The Navy said Wednesday it is standing up two more Naval Expeditions Agility Office (NavalX) Tech Bridges in Panama City, Fla., and Honolulu, Hawaii.
The Navy said these Tech Bridges will offer direct access for companies and the service to test and evaluate emerging technologies for “undersea and space-going missions.”
Specifically, the Gulf Coast Tech Bridge in Panama City will have focus areas of coastal sciences and technology, assured maritime access and operational meteorology and oceanography. The Hawaii Tech Bridge will have focus areas of adopting technology advances for command and control, communications, cybersecurity, intelligence, space systems, and resilient infrastructure.
The Gulf Coast Tech Bridge is a partnership formed by Naval Surface Warfare Center Panama City Division, the U.S. Naval Research Lab in Stennis, Miss., and the Naval Meteorology and Oceanography Command.
Director of the Gulf Coast Tech Bridge Holly Gardner said her center “spans a unique, vibrant region across four states.”
“Our region is focused on the future, growing coastal science and unmanned vehicle development, hosting industry events and expanding strategic partnerships,” she added in a statement.
Separately, the Hawaii Tech Bridge is a collaboration between the Naval Undersea Warfare Center Keyport Detachment Pacific, the Hawaii Technology Development Corporation, and the University of Hawaii’s Office of Innovation and Commercialization.
“In our logo, you will see the Hawaiian canoe (wa’a). This symbolizes that everyone has to work together in unity (lokahi) to achieve success. Like our Tech Bridge collaborators, each paddler may have a different role but they are all united by a common goal,” Neal Miyake, Business Deputy at Naval Information Warfare Center Pacific and the Director of the Hawaii Tech Bridge, said.
The Navy said in the future it expects the Hawaii bridge to add U.S. Indo-Pacific Command; Commander, United States Pacific Fleet; and Joint Base Pearl Harbor-Hickam.
These latest locations raise the total number of Tech Bridges up to 15, after the Navy announced the 12th total and first international location in London in October (Defense Daily, Oct. 20).
Assistant Secretary of the Navy for Research, Development & Acquisition James Geurts unveiled the first NavalX office in early 2019 as an effort to connect organizations to innovative ideas rather than generate its own ideas (Defense Daily, Feb. 15).
The Tech Bridges are meant to expand that effort, encouraging further collaboration and connections between the Navy and local academic and business parties in various geographic locations. Each operates like a franchise, allowing the region to develop its own model to connect a local ecosystem to better connect ideas to the best partners.
Speaking to reporters during the announcement Wednesday, Geurts said while each Tech Bridge may have focus areas, they are not exclusive.
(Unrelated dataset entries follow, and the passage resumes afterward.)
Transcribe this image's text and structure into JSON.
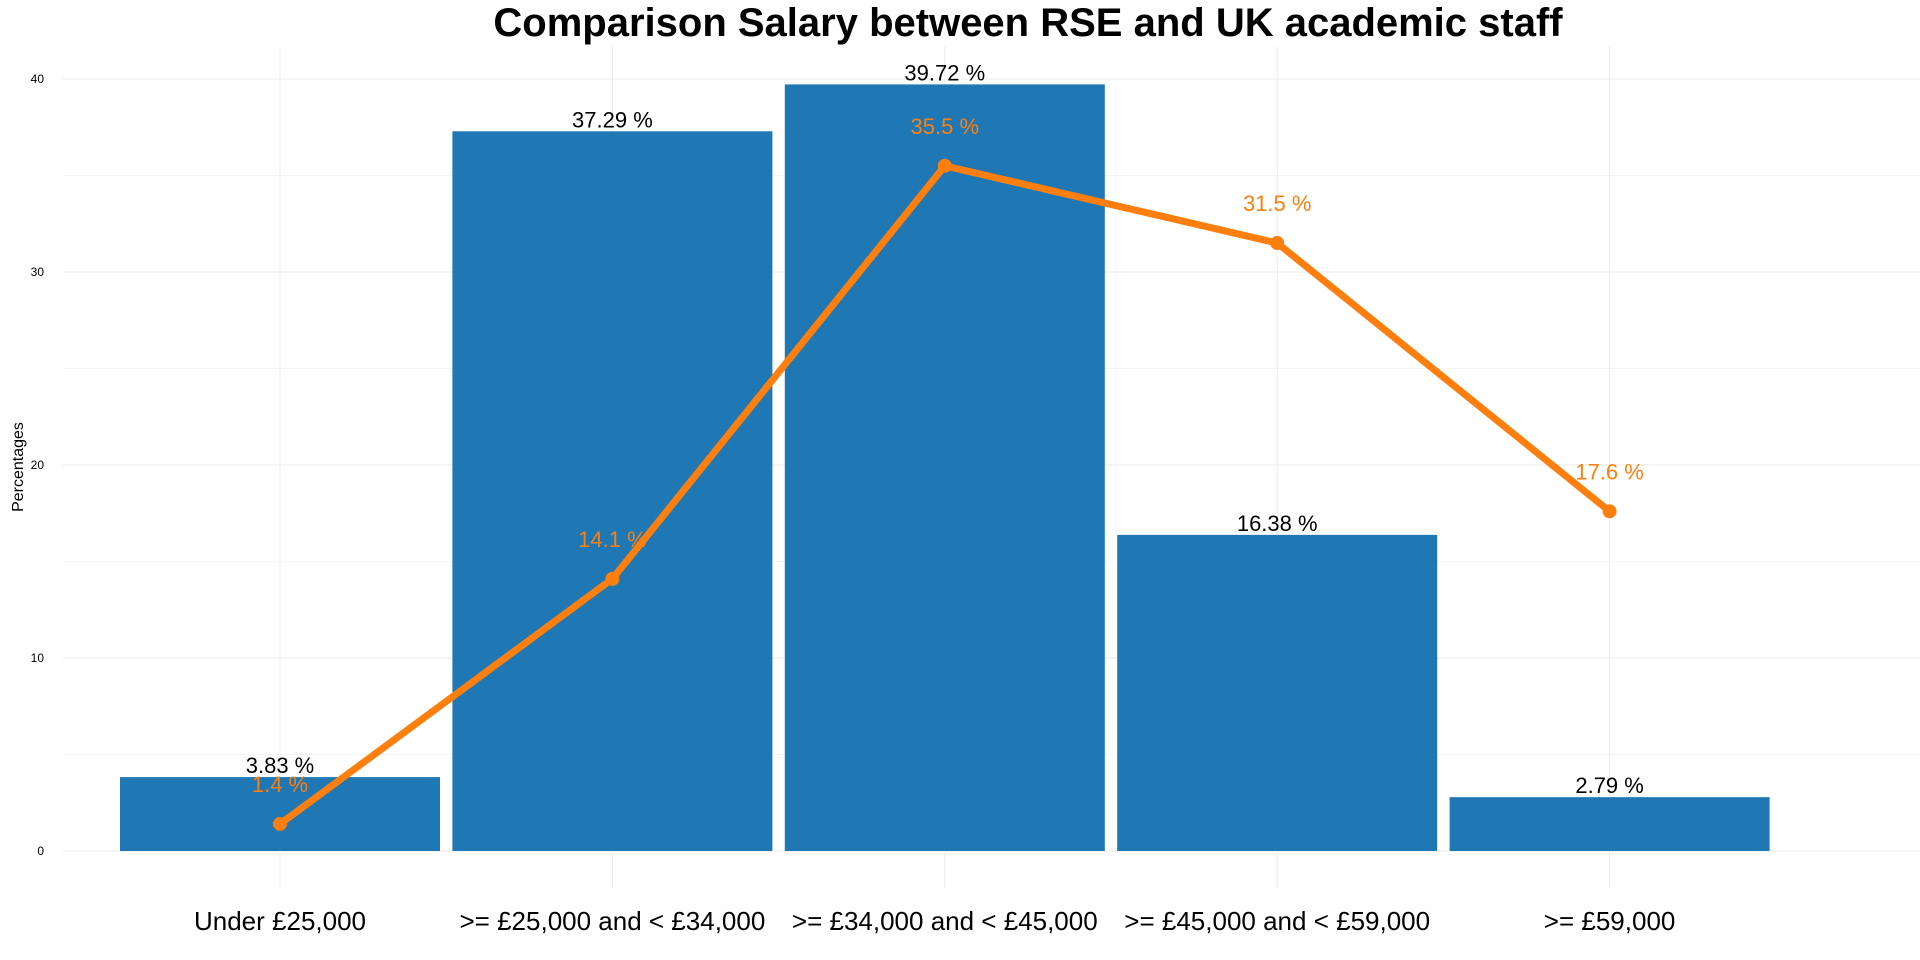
{
  "chart_data": {
    "type": "bar",
    "title": "Comparison Salary between RSE and UK academic staff",
    "ylabel": "Percentages",
    "xlabel": "",
    "categories": [
      "Under £25,000",
      ">= £25,000 and < £34,000",
      ">= £34,000 and < £45,000",
      ">= £45,000 and < £59,000",
      ">= £59,000"
    ],
    "ylim": [
      0,
      41.5
    ],
    "yticks": [
      0,
      10,
      20,
      30,
      40
    ],
    "grid": true,
    "legend": "none",
    "series": [
      {
        "type": "bar",
        "values": [
          3.83,
          37.29,
          39.72,
          16.38,
          2.79
        ],
        "labels": [
          "3.83 %",
          "37.29 %",
          "39.72 %",
          "16.38 %",
          "2.79 %"
        ],
        "color": "#1f77b4"
      },
      {
        "type": "line",
        "values": [
          1.4,
          14.1,
          35.5,
          31.5,
          17.6
        ],
        "labels": [
          "1.4 %",
          "14.1 %",
          "35.5 %",
          "31.5 %",
          "17.6 %"
        ],
        "color": "#ff7f0e"
      }
    ]
  }
}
“While the Tech Bridges may have a focus, or a particular Navy area of expertise, that’s not an exclusivity and that’s why this NavalX network is so important, because traditionally if you’re a company specializing in artificial intelligence but you happen to be next to a Navy nexus of undersea – you wouldn’t know where to go to because the people you wanted to talk to in the Navy weren’t the folks that were maybe necessarily in your immediate locale.”
Geurts said he is trying to operate at network speed so an interested party can walk into one node with an idea and that Tech Bridge can help redirect you to another that is the focal point.
He admitted that these locations are “certainly areas of focus and that’s good because you get some synergy there, but it’s not exclusive.”
The previous 12 Tech Bridge locations are the Washington, D.C., area; Monterey, Calif.; Orlando, Fla.; Norco, Calif.; Norfolk, Va.; Crane, Ind.; Newport, R.I.; Keyport, Wash.; Charleston, S.C.; Patuxent River, Md.; Ventura, Calif.; and London. The NavalX headquarters is in Northern Virginia.